When a mortgage is made by a person actually insolvent or in contemplation of insolvency, to secure a preexisting debt, within six months previous to the commencement of proceedings in insolvency by or against him, it may be avoided by his assignee in insolvency, if the mortgagee had reasonable cause to believe him insolvent at the time he took the mortgage, and that the conveyance was made to impede the operation of the insolvent laws ; and it is made prima facie evidence of such cause of belief, if the conveyance “is not made in the usual and ordinary course of business of the debtor.” Gen. Sts. c. 118, § 91.
The question at the trial upon which the point presented by the bill of exceptions arises was, whether the mortgage under which the plaintiff claims was made “ in the usual and ordinary course of business of the debtor.” It appeared that the insolvent debtor was a millwright, and had no other occupation or business, and for many years had been the owner of the mortgaged premises as a homestead. The defendant asked the court to instruct the jury as matter of law that upon these facts the conveyance would not be in the usual and ordinary course of business of - the debtor; but the presiding judge refused to give the instruction asked, and instructed them, simply in the language of the statute.
There can be no doubt that the instruction given was correct, so far as it went. And it is not certain that the instruction asked, considered as a general and abstract proposition, can be maintained. We cannot say as an absolute rule of law that a millwright may not so carry on his business, that making mortgages of his real estate shall be “ in the usual and ordinary course ” of it. He might,, in the usual course of business, make contracts for the erection of mills, which would require the use of more capital than he had, and which would oblige him to obtain materials on credit, or to borrow money to purchase them. He might often find that the returns from his business were not received so soon as to enable him to meet his payments; and . that an extension of his credits would involve the necessity" of *453giving security. This very mortgage might have been given as security for an ordinary business obligation, and he might have made a similar one for a similar purpose a dozen times before. If such were the facts, the making of this mortgage could not have been regarded as furnishing any reasonable cause of belief of his insolvency to the mortgage creditor.

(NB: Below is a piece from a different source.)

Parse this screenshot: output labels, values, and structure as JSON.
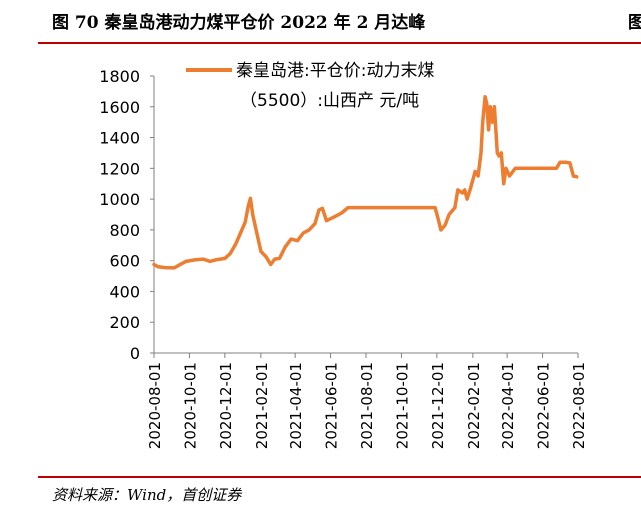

But, on the contrary, if no such state of facts was shown to exist; indeed, if no other facts appeared in evidence than those which the bill of exceptions discloses, it is obvious that a mortgage of his homestead to secure a preexistent debt would not be in the usual and ordinary course of business of the debtor; and the jury should have been so instructed. The question is not whether such transactions are usual in the general conduct of business throughout the community, but whether they are according to the usual course of business of the particular person whose conveyance is the subject of investigation. If it is a departure from his usual and ordinary course of business, the statute intends that the party taking the conveyance from him shall be put upon inquiry. The difficulty which presents itself arises from the meagre report of the evidence at the trial which is given in the bill of exceptions. If it is fairly to be inferred from that report that these were all the facts appearing, and that upon these facts the presiding judge refused to give the instructions asked, and left the whole matter to the jury, without any explanation as to what would be meant by the language of the statute, we should think that a new trial ought to be granted ; not because the instructions were erroneous, but because they were insufficient, and not such as the posture of the case required. The instructions asked, if not in terms a perfect and complete enunciation of the rule of law, would have been practically the result of the case presented to the jury. If they had been given in the very terms of the defendant’s prayer, and he had obtained a verdict, they would not,' as applied to the facts disclosed, have been so substantially incorrect as to make it necessary to set it aside.
And we are inclined to think that such is the just inference to be drawn from the statements in the bill of exceptions. *454Nothing else appears ; and although the defendant did not incorporate in his prayer for instructions the negative statement that there was no other evidence before the jury, it might be fairly implied. Exceptions sustained.